We’re hearing great things these days. The sort that we long to hear but are seldom said. And even when these right words are spoken, there is usually not much truth or meaning behind them. Prime Minister Nawaz Sharif has said that the state will enforce its writ in tribal areas. His government plans to start working on development once the ongoing operation has been successfully completed. On the other hand, DG ISPR has assured everyone that the ongoing operation will be indiscriminate and those who manage to escape will be tracked and eliminated later. So, what do we get when we put these two statements together? Something too good to be true.
Let’s start with Nawaz. What does he really mean when he talks about enforcing the writ of the state and ‘development’? Does it simply entail the military sweeping the entire area and the government rebuilding damaged houses and roads? That sounds awfully similar to what we’ve been doing till now, and failing. Writ of the state can only be enforced if it remains present. What other options, apart from heavy bombardment, are available for the state to make its presence felt? There is a need to redefine the broken relationship between the people of FATA and the state. You cannot abandon an entire region in the name of tribal culture and autonomy, leaving its people uneducated and deprived, and vulnerable to exploitation from outsiders as well as the state itself. Does the population of FATA hold a stake in the system like the rest of the country? It doesn’t, never has. The government will have to introduce legislation, which abolishes the FCR, paves the way for the necessary establishment of a new administration structure across FATA including courts and law enforcement, and brings the autonomous region into the fold of the constitution making it subject to its laws. Development should be guided by the long-term objective of integrating the tribal population into the mainstream which should include education, health services, employment, and not just a few new houses.

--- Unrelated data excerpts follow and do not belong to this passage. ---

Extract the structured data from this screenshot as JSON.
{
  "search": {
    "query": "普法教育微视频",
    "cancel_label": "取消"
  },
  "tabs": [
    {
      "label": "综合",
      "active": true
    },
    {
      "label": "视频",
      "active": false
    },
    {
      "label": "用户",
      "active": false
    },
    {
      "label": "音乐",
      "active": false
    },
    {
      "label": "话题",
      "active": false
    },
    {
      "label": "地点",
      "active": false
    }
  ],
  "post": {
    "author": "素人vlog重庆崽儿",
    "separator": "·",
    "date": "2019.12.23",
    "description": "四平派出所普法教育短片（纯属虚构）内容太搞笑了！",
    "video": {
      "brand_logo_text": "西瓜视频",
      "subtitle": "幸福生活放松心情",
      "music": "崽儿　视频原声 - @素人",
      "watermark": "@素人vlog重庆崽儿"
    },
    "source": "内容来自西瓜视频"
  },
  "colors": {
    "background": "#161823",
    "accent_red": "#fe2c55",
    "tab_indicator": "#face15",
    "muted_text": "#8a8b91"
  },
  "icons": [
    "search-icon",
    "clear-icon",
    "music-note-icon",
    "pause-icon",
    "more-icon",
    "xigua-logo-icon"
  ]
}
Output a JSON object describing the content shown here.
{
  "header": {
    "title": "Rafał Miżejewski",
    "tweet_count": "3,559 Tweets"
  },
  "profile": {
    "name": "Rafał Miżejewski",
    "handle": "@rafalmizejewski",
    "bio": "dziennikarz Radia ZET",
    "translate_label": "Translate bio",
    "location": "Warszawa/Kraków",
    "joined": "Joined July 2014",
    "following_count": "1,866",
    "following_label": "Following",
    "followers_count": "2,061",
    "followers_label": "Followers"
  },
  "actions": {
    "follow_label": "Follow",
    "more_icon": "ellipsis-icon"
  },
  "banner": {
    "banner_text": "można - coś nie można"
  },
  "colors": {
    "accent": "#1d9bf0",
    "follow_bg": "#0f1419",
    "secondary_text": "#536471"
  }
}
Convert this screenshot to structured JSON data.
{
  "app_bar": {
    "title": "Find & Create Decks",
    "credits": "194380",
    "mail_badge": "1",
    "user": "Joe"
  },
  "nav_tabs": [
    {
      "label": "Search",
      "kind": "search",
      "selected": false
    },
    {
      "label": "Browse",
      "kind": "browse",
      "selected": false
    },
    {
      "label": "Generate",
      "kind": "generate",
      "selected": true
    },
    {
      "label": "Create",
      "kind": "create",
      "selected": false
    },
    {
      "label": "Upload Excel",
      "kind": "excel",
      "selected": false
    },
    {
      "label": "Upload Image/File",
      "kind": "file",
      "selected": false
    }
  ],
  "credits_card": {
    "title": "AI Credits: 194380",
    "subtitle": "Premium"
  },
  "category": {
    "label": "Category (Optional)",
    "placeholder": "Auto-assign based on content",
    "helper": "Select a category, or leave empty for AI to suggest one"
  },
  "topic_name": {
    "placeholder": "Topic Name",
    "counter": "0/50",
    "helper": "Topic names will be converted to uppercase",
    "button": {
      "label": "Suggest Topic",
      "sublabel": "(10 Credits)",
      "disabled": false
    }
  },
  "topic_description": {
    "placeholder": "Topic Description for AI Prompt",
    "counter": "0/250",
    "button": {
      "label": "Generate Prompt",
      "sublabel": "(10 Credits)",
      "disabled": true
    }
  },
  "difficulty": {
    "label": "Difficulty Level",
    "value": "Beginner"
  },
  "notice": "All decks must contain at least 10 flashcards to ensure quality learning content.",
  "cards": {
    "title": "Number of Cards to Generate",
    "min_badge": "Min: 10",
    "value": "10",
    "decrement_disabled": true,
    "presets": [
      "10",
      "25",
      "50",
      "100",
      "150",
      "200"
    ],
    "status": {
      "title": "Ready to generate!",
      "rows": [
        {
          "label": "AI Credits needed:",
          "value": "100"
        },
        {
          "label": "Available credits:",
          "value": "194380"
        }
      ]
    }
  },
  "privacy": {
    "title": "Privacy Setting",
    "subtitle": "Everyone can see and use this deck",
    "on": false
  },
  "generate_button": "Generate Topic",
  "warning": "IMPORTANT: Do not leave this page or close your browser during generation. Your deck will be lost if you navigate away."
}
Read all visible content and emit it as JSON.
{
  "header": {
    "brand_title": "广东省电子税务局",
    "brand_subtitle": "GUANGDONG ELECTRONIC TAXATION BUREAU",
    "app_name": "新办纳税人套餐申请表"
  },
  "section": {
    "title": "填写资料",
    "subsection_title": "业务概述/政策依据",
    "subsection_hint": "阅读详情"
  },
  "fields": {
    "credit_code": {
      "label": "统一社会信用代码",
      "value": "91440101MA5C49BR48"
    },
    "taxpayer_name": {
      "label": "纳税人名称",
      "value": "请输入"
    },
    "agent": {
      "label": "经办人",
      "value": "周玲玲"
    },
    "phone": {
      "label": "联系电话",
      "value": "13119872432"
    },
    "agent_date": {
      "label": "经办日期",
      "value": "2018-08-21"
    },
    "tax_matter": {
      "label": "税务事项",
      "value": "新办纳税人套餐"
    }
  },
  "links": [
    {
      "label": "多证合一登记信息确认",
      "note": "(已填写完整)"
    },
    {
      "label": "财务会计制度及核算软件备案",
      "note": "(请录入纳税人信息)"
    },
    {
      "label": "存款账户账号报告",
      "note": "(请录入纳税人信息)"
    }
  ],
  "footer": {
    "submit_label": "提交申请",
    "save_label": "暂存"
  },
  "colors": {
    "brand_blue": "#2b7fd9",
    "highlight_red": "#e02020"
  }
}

The military’s reassurances do not satisfy either. If the action is in fact indiscriminate and the objective really is to rid Pakistan’s territory of all terrorists, then why is the peace deal with Hafiz Gul Bahadur and co still intact? How come the Haqqanis haven’t said a single word when apparently, we’re going after them too? The military wants Afghanistan to hand over or act against Fazlullah who is allegedly residing in Khost province. Perhaps its time for the two neighbours to engage in a little give and take. Proxy wars aren’t in anyone’s interest, that much should be clear by now. Operation Zarb-e-Azb will end one day. Everyone will learn about its truth. It is hoped that it won’t be much different than what is being claimed by those calling the shots.